Background: Cor triatriatum sinister is a rare, surgically correctable, congenital cardiac anomaly. Fewer than 250 cases have been reported. It can occur as an isolated defect (classic) or in association with other congenital cardiac anomalies (atypical).
Methods: A retrospective review of 28 consecutive patients diagnosed at the Royal Children's Hospital in Melbourne, Australia during a 22-year span from 1981 to 2003.
Results: There were 13 men (46%) and 15 women (54%). Fifteen patients were less than 1 year of age (neonates, [n = 7], 25%; infants, [n = 8], 29%). 17 patients (61%) had a communication between the right atrium and either the proximal or distal chamber. Fifteen patients (54%) had atypical cor triatriatum. Median age at presentation was 6 months (range, 0.6 to 240). Twenty-four patients (86%) had presented by 5 years of age.
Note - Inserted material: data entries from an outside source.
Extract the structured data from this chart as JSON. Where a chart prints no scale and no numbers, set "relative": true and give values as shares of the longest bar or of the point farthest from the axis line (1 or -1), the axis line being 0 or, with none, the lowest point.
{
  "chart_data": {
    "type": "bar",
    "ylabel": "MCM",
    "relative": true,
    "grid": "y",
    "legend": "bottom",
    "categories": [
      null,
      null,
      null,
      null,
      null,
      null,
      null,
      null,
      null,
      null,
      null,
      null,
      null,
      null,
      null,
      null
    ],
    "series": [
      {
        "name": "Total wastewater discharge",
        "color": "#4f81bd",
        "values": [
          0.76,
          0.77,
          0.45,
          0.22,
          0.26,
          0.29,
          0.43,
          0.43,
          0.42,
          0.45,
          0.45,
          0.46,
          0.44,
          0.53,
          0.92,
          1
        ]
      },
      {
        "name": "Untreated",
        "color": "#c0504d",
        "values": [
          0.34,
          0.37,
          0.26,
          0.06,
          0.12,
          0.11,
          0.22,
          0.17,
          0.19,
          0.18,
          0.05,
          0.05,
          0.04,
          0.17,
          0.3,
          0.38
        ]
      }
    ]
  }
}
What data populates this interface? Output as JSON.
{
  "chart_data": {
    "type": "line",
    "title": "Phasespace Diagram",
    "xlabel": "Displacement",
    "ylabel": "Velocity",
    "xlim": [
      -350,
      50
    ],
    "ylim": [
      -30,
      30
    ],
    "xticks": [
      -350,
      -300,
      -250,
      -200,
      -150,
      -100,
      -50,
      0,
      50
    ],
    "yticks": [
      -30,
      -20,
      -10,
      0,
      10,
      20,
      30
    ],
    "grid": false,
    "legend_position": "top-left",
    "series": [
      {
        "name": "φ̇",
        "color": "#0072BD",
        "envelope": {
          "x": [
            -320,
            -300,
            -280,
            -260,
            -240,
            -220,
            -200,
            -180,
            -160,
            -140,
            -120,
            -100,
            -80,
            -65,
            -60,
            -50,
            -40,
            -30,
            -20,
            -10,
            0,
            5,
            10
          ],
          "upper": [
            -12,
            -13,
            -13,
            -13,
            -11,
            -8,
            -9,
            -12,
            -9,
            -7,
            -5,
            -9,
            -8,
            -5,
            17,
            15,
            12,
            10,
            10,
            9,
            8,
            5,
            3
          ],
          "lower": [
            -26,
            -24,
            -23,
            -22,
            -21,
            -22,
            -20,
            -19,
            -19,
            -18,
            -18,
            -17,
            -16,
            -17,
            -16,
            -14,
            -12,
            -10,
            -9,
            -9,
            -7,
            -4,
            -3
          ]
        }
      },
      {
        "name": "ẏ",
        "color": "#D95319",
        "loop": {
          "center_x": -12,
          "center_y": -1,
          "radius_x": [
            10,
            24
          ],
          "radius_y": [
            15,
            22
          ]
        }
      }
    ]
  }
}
Five patients (18%) underwent emergency surgery. Median age at operation was 7 months (range, 1 to 243). Twenty-seven patients (96%) underwent preoperative transthoracic echocardiography. Nine patients (32%), all with atypical cor triatriatum, required cardiac catheterization for diagnosis. Twenty-seven patients (96%) were correctly diagnosed before treatment. Twenty-seven patients (96%) were treated surgically. The defect was approached through the right atrium in 26 patients (93%). There was 1 early death and 1 patient died 10 years after repair. Follow-up was 86% complete. At a median follow-up of 98 months (range, 0.2 to 284), all patients including those with atypical cor triatriatum were in New York Heart Association's function class 1. Post-repair survival was 96% and 88% at 5 and 15 years, respectively.
Conclusions: Surgery offers good early and long-term results for both classic and atypical cor triatriatum.